The ‘moonlight’ didn’t gleam as bright as it should have at last night’s Oscars.
Lost in the confusion of the envelope fiasco, the film Moonlight was also snubbed of the recognition that it undoubtedly deserved.
Their moment was overshadowed with an underlying context of the white film (La La Land) taking the moment from the black film (Moonlight). Even though it was a ‘mishap’, the tension was undeniable but we can’t help but be more proud that it wasn’t the other way around.
Black film score: 1
White film score: 1,000,000.
Though the score difference is drastic, this one win is an accomplishment in the right direction for us all.
Many don’t even know that history was made, so let us shed a little light on Moonlight’s achievements.
Moonlight shattered the glass ceiling paving the way for other black films.
This coming-of-age drama about a gay black man growing up in Miami made history by becoming the first all-black cast to win an Academy Award for best picture at the Oscars.
The film’s director Barry Jenkins became the first African American to score nominations for best director, best picture and best-adapted screenplay in the same year!
In his acceptance speech, Barry stated:
"Very clearly, even in my dreams, this could not be true,"…"But to hell with dreams, I'm done with it, 'cause this is true.
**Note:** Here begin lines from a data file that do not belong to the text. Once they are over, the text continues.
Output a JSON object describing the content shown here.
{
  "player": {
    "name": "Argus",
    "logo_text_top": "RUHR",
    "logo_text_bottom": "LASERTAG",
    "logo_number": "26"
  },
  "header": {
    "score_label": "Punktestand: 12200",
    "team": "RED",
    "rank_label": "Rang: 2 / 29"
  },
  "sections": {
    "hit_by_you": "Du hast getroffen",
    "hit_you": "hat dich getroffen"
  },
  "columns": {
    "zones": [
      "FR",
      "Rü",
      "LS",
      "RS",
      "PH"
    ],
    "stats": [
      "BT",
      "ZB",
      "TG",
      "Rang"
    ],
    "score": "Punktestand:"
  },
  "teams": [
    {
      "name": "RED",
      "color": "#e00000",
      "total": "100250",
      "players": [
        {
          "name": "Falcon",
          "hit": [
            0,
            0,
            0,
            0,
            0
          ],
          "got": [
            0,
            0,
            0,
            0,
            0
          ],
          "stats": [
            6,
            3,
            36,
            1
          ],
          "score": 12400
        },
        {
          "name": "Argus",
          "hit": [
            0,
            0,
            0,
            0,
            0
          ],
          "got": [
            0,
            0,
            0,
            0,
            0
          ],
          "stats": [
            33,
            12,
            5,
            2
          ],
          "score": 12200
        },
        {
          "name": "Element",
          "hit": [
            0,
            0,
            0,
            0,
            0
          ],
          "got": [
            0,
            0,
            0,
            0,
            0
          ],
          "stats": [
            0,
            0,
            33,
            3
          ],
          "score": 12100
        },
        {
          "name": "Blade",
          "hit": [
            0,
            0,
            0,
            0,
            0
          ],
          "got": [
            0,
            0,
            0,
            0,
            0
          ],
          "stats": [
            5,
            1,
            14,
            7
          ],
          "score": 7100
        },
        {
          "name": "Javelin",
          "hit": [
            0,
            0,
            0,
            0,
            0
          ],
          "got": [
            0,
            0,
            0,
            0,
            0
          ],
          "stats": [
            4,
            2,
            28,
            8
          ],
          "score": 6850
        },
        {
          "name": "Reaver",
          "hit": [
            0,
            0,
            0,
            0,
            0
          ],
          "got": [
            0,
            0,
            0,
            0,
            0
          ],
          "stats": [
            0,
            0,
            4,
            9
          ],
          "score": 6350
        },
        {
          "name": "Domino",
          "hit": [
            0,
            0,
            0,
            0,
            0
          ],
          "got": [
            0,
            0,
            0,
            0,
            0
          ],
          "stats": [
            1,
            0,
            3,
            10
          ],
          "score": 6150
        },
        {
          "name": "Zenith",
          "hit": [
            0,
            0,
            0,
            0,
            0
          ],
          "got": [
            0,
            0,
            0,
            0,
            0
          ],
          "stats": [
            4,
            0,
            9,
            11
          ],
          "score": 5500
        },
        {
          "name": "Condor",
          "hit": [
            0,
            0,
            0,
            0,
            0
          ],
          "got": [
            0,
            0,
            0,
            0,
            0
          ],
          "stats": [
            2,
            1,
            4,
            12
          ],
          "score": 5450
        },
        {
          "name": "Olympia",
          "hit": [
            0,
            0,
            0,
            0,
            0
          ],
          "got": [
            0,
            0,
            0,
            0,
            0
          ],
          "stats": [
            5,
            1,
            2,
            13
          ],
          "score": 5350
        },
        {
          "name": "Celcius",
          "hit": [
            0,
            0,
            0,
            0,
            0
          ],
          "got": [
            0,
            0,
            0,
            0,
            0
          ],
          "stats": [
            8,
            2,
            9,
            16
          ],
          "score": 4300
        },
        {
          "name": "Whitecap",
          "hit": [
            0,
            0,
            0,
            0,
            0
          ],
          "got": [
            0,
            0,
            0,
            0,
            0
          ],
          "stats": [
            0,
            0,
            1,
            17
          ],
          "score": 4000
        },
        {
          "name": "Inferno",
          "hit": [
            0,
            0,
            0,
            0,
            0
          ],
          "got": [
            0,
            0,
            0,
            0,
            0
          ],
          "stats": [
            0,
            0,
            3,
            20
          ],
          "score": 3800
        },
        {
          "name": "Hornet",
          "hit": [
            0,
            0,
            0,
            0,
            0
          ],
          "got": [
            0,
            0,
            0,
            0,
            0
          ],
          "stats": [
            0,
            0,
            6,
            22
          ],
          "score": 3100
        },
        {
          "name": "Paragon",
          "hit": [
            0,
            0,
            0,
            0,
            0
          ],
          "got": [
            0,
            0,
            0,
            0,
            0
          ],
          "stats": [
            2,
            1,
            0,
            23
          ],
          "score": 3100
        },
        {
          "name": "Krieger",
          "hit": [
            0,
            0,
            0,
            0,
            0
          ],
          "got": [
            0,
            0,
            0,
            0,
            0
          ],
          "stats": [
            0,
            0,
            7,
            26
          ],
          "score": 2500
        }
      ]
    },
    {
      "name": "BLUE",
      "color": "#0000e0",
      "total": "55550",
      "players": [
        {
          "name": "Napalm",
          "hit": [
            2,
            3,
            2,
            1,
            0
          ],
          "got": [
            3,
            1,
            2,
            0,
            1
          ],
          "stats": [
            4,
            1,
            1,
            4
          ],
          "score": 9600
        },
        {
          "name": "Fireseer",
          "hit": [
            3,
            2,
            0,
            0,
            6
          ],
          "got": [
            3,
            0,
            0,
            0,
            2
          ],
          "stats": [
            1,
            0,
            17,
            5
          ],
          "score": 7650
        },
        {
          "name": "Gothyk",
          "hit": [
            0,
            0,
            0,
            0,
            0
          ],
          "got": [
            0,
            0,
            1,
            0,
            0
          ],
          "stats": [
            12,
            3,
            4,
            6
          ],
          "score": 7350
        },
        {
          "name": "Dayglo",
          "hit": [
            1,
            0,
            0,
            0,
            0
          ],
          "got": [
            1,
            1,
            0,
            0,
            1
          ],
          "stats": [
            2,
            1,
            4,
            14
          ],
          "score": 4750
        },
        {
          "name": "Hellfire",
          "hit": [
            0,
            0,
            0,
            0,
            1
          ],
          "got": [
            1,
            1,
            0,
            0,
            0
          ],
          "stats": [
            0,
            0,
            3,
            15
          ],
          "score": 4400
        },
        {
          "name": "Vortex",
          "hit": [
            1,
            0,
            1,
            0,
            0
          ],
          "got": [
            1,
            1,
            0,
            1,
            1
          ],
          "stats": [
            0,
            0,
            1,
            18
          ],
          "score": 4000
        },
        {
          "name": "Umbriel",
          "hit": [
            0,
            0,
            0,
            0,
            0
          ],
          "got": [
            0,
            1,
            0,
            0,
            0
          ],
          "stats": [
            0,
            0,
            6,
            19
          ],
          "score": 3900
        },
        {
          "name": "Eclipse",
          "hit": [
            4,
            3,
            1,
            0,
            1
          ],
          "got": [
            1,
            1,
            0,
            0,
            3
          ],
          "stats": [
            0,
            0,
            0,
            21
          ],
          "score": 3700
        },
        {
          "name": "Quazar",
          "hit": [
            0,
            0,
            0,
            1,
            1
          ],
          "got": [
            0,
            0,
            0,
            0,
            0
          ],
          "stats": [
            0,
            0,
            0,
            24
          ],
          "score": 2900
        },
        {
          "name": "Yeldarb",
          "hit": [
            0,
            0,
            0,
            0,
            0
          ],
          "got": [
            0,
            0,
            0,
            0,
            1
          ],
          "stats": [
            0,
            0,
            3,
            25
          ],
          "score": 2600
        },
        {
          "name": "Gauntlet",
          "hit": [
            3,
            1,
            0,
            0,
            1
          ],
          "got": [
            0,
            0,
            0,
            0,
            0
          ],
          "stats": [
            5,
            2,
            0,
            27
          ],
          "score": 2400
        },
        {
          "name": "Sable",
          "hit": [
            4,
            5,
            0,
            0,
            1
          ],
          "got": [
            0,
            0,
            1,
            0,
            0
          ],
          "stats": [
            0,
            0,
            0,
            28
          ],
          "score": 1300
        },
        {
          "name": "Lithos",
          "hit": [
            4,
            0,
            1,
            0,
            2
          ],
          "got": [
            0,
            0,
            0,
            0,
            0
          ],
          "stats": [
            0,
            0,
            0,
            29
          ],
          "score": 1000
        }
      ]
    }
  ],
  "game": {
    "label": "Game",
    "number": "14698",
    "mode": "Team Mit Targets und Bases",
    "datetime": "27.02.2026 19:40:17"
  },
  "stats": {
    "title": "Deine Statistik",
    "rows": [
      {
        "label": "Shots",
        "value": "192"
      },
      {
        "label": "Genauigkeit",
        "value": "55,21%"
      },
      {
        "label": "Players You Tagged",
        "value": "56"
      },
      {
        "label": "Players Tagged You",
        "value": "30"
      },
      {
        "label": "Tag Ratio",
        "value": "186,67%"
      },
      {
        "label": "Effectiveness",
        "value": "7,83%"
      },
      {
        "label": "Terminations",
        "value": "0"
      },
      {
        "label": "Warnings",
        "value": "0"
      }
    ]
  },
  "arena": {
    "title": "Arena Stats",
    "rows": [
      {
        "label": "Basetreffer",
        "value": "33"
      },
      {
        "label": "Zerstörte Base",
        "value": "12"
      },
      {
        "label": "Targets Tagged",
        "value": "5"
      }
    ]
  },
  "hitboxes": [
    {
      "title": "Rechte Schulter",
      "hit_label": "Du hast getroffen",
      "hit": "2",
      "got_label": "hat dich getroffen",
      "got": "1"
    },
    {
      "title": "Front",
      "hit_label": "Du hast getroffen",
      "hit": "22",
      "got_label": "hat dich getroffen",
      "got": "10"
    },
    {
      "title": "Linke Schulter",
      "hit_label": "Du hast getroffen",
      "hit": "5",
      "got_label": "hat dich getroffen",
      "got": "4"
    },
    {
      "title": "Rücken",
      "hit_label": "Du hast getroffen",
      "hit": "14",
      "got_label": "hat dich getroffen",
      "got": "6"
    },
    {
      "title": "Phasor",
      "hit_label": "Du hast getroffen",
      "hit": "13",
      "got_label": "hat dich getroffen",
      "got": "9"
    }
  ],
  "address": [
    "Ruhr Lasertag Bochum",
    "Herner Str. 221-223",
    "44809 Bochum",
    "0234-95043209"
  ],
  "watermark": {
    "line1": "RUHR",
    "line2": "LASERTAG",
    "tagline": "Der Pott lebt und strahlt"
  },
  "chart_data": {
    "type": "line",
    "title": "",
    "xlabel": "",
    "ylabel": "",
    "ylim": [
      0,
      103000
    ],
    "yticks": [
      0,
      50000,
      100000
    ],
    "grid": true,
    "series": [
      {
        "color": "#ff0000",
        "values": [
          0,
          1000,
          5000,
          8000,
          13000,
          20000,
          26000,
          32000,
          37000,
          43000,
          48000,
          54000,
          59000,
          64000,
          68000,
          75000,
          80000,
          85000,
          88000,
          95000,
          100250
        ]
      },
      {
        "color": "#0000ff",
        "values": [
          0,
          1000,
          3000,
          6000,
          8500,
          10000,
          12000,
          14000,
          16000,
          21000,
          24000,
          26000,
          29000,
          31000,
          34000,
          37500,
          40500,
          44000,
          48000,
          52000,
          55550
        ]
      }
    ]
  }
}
Oh, my goodness."
According to usatoday.com, for the Academy Awards, a win for Moonlight is a strong and hopeful statement about the future when it comes to inclusion in Hollywood.
This is the first film that included a primarily all black cast that wasn’t about racism, slavery, or the civil rights movie to win such a prestigious award.
It is the first to have a gay protagonist.
Moonlight has broken down barriers that have been held for many years. The message of equal recognition was conveyed just with this win, it doesn't mean diversity in cinema is “fixed,” but it is a strong indicator that the Academy is embracing stories that are used to being ignored.